Em live feita pelo ex-ministro da Saúde Luiz Henrique Mandetta, a empresária Luiza Trajano, maior acionista e presidente do conselho da Magazine Luiza, defendeu que o País deixe de lado as brigas e se una no combate à pandemia do coronavírus.

Numa conversa transmitida pelo Instagram do ex-ministro, ambos combinaram que “não falariam de política” para priorizar o debate sobre como ajudar nas ações de Saúde e também para minimizar a desigualdade social ampliada pelos problemas na economia.
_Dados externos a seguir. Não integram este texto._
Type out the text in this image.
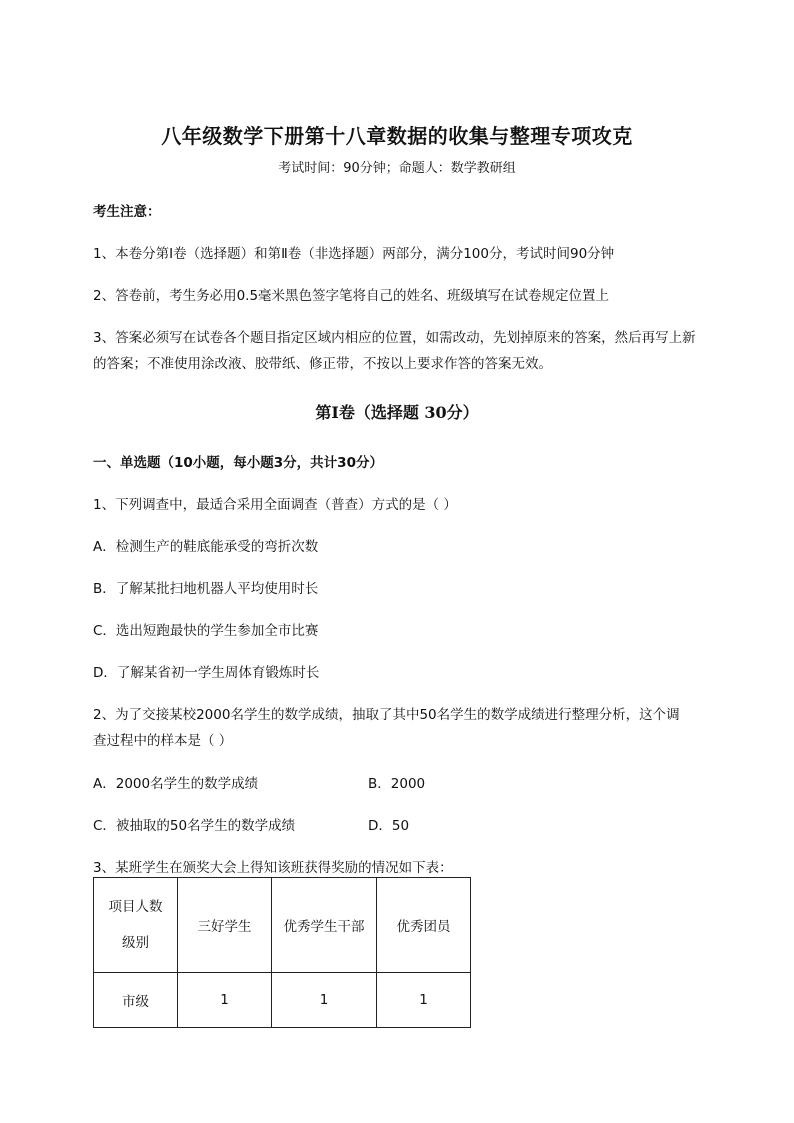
八年级数学下册第十八章数据的收集与整理专项攻克
考试时间：90分钟；命题人：数学教研组
考生注意：
1、本卷分第Ⅰ卷（选择题）和第Ⅱ卷（非选择题）两部分，满分100分，考试时间90分钟
2、答卷前，考生务必用0.5毫米黑色签字笔将自己的姓名、班级填写在试卷规定位置上
3、答案必须写在试卷各个题目指定区域内相应的位置，如需改动，先划掉原来的答案，然后再写上新
的答案；不准使用涂改液、胶带纸、修正带，不按以上要求作答的答案无效。
第Ⅰ卷（选择题 30分）
一、单选题（10小题，每小题3分，共计30分）
1、下列调查中，最适合采用全面调查（普查）方式的是（ ）
A．检测生产的鞋底能承受的弯折次数
B．了解某批扫地机器人平均使用时长
C．选出短跑最快的学生参加全市比赛
D．了解某省初一学生周体育锻炼时长
2、为了交接某校2000名学生的数学成绩，抽取了其中50名学生的数学成绩进行整理分析，这个调
查过程中的样本是（ ）
A．2000名学生的数学成绩	B．2000
C．被抽取的50名学生的数学成绩	D．50
3、某班学生在颁奖大会上得知该班获得奖励的情况如下表：
项目人数
级别	三好学生	优秀学生干部	优秀团员
市级	1	1	1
Mas, apesar da promessa, as mensagens políticas da empresária foram claras. Ao explicar porque não assinou o manifesto dos presidenciáveis em defesa da democracia, Luiza disse que ninguém lhe pediu que apoiasse o documento e afirmou que nem poderia ser chamada para isso por não ser presidenciável. Nos últimos meses, o nome da empresária tem sido citado como uma opção de candidatura ou de vice-presidente vinda de fora da política para 2022. “Disseram que a Luiza não quis assinar. Primeiro, eu não tinha de assinar nada. Segundo, nem me convidaram para assinar porque eu não sou presidenciável”, afirmou, ao ser questionada sobre o assunto por Mandetta, um dos signatários do documento ao lado dos governadores João Doria e Eduardo Leite, de Ciro Gomes, João Amoêdo, e do apresentador Luciano Huck.
 
Mandetta ainda insistiu na possibilidade: “Mas pode ser, gente.. “. “Não, não, não”, disse Luiza. “Não é hoje. Mas não tem porta fechada nisso”, reforçou o ex-ministro. Na conversa, a empresária e o ex-ministro reconheceram que para superar as dificuldades provocadas pela pandemia será importante deixar as brigas de lado. “Nesse momento, temos de nos unir. Temos de deixar o ódio de lado, a raiva. O diagnóstico, fulano não fez, porque ele não fez, onde já se viu ele não fazer. Já foi, gente. É daqui para a frente. É para já”, defendeu Luíza.
 
Uma ideia proposta pela empresária e apoiada por Mandetta é transformar Saúde e Educação em políticas de Estado. A inspiração vem da autonomia do Banco Central, que fez com que a atuação do órgão se descolasse do governo da vez. Para Luiza, isso garantiria às duas áreas uma espécie de blindagem política e garantindo sempre uma gestão técnica.
 
“Eu defendo que a Saúde e a Educação sejam um órgão do Estado e não um órgão político. Porque aí tem de ter plano de carreira, tem de ter tudo direitinho. Mas quem manda é o Estado”, disse. “Tem sido feito muito uso político. Acho que Saúde e Educação talvez tivessem que ser dois setores que precisassem de um comitê técnico permanente”, afirmou Mandetta.